Sangasar (سەنگەسەر) is a small market town in Iraqi Kurdistan, around 110 km East of Erbil and 120 km North of Sulaymaniyah.

in the late 1980s, Saddam Hussein forcibly displaced the inhabitants of the town as part of a plan to evict Kurdish people from the Eastern border with Iran.

In 2007, 1,800 people were internally displaced from Sangasar and from Doli Shahidan in Erbil Governorate due to Turkish shelling. According to ReliefWeb, "One woman was reported killed and several people injured. Over 200 head of livestock have also been killed. One mukhtar - head of a local village - told us six bridges which connect several villages had been destroyed, as well as a local school."
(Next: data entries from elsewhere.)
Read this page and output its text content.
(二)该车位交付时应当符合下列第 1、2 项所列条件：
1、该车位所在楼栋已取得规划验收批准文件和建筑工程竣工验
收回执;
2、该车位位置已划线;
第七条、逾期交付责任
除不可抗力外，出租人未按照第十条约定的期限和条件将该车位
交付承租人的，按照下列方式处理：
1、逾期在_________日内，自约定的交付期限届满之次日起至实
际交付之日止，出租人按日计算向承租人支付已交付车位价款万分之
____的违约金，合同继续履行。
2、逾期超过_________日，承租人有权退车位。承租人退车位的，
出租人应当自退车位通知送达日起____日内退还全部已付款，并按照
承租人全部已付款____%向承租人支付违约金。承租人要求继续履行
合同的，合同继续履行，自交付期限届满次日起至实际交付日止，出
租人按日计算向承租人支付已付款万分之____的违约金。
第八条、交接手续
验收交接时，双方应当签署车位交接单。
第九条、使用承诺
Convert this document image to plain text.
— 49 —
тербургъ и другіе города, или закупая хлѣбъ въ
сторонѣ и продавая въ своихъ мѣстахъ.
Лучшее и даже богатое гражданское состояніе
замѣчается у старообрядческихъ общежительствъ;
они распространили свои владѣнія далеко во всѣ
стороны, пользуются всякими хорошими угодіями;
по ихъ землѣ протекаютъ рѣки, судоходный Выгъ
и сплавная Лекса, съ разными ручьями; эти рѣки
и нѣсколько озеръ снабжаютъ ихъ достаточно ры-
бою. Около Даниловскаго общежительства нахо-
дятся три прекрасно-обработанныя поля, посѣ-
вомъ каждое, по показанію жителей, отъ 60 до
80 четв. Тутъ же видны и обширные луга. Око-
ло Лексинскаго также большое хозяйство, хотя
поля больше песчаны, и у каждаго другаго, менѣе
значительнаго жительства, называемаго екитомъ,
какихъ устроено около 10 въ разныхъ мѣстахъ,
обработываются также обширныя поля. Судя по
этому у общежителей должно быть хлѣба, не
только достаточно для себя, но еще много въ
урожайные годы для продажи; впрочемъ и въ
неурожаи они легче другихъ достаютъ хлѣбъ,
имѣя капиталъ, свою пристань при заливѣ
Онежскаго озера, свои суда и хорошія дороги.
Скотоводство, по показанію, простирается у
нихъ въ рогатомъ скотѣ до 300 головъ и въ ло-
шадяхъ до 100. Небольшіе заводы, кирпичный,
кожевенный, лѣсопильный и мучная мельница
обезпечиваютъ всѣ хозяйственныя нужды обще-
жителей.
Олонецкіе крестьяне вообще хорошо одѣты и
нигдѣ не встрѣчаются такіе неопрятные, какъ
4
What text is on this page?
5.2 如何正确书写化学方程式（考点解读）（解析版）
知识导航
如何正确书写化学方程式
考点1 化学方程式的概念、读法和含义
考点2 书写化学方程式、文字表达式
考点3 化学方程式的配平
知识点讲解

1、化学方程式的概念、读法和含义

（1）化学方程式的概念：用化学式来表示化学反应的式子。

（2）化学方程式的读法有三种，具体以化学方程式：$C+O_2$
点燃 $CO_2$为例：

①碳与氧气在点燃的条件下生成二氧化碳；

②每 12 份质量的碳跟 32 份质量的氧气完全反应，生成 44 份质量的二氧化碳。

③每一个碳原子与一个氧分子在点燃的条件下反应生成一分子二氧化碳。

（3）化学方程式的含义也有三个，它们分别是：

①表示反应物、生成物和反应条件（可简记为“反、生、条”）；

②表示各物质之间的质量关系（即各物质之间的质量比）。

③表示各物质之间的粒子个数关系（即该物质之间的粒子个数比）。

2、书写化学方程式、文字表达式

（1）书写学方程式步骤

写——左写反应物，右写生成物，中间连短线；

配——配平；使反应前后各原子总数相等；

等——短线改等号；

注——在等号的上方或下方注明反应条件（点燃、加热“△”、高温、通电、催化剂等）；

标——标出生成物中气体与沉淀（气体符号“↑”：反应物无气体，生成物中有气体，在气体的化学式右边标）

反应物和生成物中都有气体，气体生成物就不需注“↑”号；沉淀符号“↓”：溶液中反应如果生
In 2017 a small earthquake took place in the Sangasar area of Iraqi Kurdistan, resulting in no casualties.

In 2019, the area has been repeatedly targeted by Turkish bombing, resulting in numerous civilian casualties. Nahro Abdullah, the Mayor of Sangasar, reportedly told Kurdistan 24 that Turkish bombing in their area has increased in 2019 in comparison with previous years. Rudaw also reported that Turkish warplanes bombed Sarginel village, which is about 15 km north of Sangasar, in November 2019. Mayor Nahro Abdullah told Rudaw that "The Turkish warplanes bombed Sarginel village six times". Turkey has claimed that it is targeting PKK militants in the area. However, local villagers have told Kurdish news agencies that there are no PKK bases in the area.

Kurdish singer and TV presenter Daniel Madland was born in Sangasar.